Я не хотел бы, чтобы эта «новая усовершенствованная» модель домашнего насилия в динамике представлялась очередным миражом, обещающим «исцеление» от новой социальной эпидемии. Возможно, некоторым жертвам насилия она и поможет, но подавляющее большинство этих несчастных женщин никогда не обратятся к психотерапевту, и тем более к такому, который был бы знаком с материалом, изложенным в этой книге. Сам факт существования тех немногочисленных специалистов-психологов, которые действительно знают, как помочь жертве жестокого обращения, вовсе не означает, что они каким-то образом смогут сдержать лавину жертв насилия, которых с каждым годом становится все больше. Главная задача — не пытаться изобрести лучшее лекарство, а выработать модель, учитывающую те сферы развития ребенка, изменения в которых просто необходимы для решения этой общечеловеческой задачи.

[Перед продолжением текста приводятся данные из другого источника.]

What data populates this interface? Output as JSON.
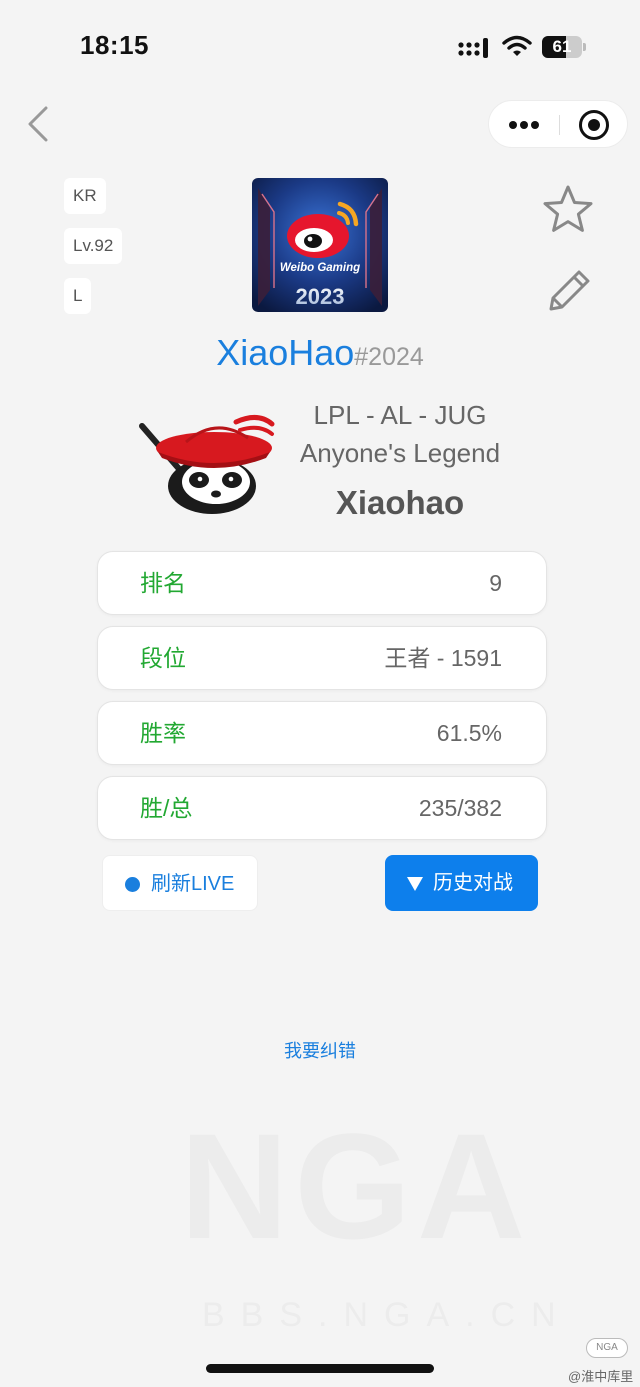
{
  "status_bar": {
    "time": "18:15",
    "battery": "61",
    "battery_level": 0.61
  },
  "tags": [
    "KR",
    "Lv.92",
    "L"
  ],
  "team_logo": {
    "brand": "Weibo Gaming",
    "year": "2023",
    "icon": "weibo-logo-icon"
  },
  "player": {
    "name": "XiaoHao",
    "tag": "#2024",
    "league_line": "LPL - AL - JUG",
    "team_name": "Anyone's Legend",
    "real_name": "Xiaohao"
  },
  "stats": [
    {
      "label": "排名",
      "value": "9"
    },
    {
      "label": "段位",
      "value": "王者 - 1591"
    },
    {
      "label": "胜率",
      "value": "61.5%"
    },
    {
      "label": "胜/总",
      "value": "235/382"
    }
  ],
  "buttons": {
    "refresh": "刷新LIVE",
    "history": "历史对战"
  },
  "report_link": "我要纠错",
  "watermark": {
    "big": "NGA",
    "small": "BBS.NGA.CN"
  },
  "credit": {
    "logo": "NGA",
    "text": "@淮中库里"
  },
  "colors": {
    "accent": "#1a7fde",
    "button_blue": "#0d7fec",
    "stat_label": "#22a832",
    "background": "#f4f4f4"
  }
}
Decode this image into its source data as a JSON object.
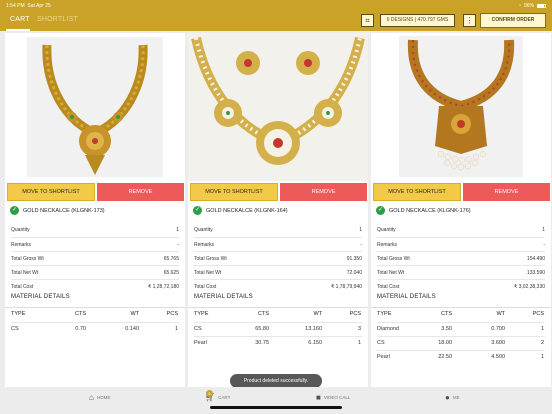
{
  "status_bar": {
    "time": "1:54 PM",
    "date": "Sat Apr 25",
    "wifi": "wifi-icon",
    "battery": "96%"
  },
  "header": {
    "tabs": [
      {
        "label": "CART",
        "active": true
      },
      {
        "label": "SHORTLIST",
        "active": false
      }
    ],
    "summary": "6 DESIGNS | 470.797 GMS",
    "confirm_label": "CONFIRM ORDER",
    "accent_color": "#c9a227"
  },
  "cards": [
    {
      "shortlist_label": "MOVE TO SHORTLIST",
      "remove_label": "REMOVE",
      "name": "GOLD NECKALCE (KLGNK-173)",
      "info": [
        {
          "label": "Quantity",
          "value": "1"
        },
        {
          "label": "Remarks",
          "value": "-"
        },
        {
          "label": "Total Gross Wt",
          "value": "65.765"
        },
        {
          "label": "Total Net Wt",
          "value": "65.625"
        },
        {
          "label": "Total Cost",
          "value": "₹ 1,28,72,180"
        }
      ],
      "material_title": "MATERIAL DETAILS",
      "material_headers": [
        "TYPE",
        "CTS",
        "WT",
        "PCS"
      ],
      "materials": [
        [
          "CS",
          "0.70",
          "0.140",
          "1"
        ]
      ]
    },
    {
      "shortlist_label": "MOVE TO SHORTLIST",
      "remove_label": "REMOVE",
      "name": "GOLD NECKALCE (KLGNK-164)",
      "info": [
        {
          "label": "Quantity",
          "value": "1"
        },
        {
          "label": "Remarks",
          "value": "-"
        },
        {
          "label": "Total Gross Wt",
          "value": "91.350"
        },
        {
          "label": "Total Net Wt",
          "value": "72.040"
        },
        {
          "label": "Total Cost",
          "value": "₹ 1,78,79,940"
        }
      ],
      "material_title": "MATERIAL DETAILS",
      "material_headers": [
        "TYPE",
        "CTS",
        "WT",
        "PCS"
      ],
      "materials": [
        [
          "CS",
          "65.80",
          "13.160",
          "3"
        ],
        [
          "Pearl",
          "30.75",
          "6.150",
          "1"
        ]
      ]
    },
    {
      "shortlist_label": "MOVE TO SHORTLIST",
      "remove_label": "REMOVE",
      "name": "GOLD NECKALCE (KLGNK-176)",
      "info": [
        {
          "label": "Quantity",
          "value": "1"
        },
        {
          "label": "Remarks",
          "value": "-"
        },
        {
          "label": "Total Gross Wt",
          "value": "154.490"
        },
        {
          "label": "Total Net Wt",
          "value": "133.590"
        },
        {
          "label": "Total Cost",
          "value": "₹ 3,02,38,330"
        }
      ],
      "material_title": "MATERIAL DETAILS",
      "material_headers": [
        "TYPE",
        "CTS",
        "WT",
        "PCS"
      ],
      "materials": [
        [
          "Diamond",
          "3.50",
          "0.700",
          "1"
        ],
        [
          "CS",
          "18.00",
          "3.600",
          "2"
        ],
        [
          "Pearl",
          "22.50",
          "4.500",
          "1"
        ]
      ]
    }
  ],
  "bottom_nav": [
    {
      "label": "HOME",
      "icon": "home-icon"
    },
    {
      "label": "CART",
      "icon": "cart-icon",
      "badge": "6"
    },
    {
      "label": "VIDEO CALL",
      "icon": "video-icon"
    },
    {
      "label": "ME",
      "icon": "user-icon"
    }
  ],
  "toast": "Product deleted successfully."
}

Если наше общество сосредоточит свои усилия на профилактике некоторых семейных проблем, которые непрерывно, вместе с порождаемой ими жестокостью, передаются из поколения в поколение, у нас появится шанс как-то повлиять на ужасающее положение дел. Однако при существующей социальной политике, наделяющей родителей неограниченными правами и делающей практически невозможным любое активное вмешательство в жизнь неблагополучных семей в то время, когда психику ребенка еще можно спасти, наше общество не будет ощущать недостатка в детях, обреченных на губительные для их развития переживания, и стабильно взращивать новое поколение насильников и их жертв.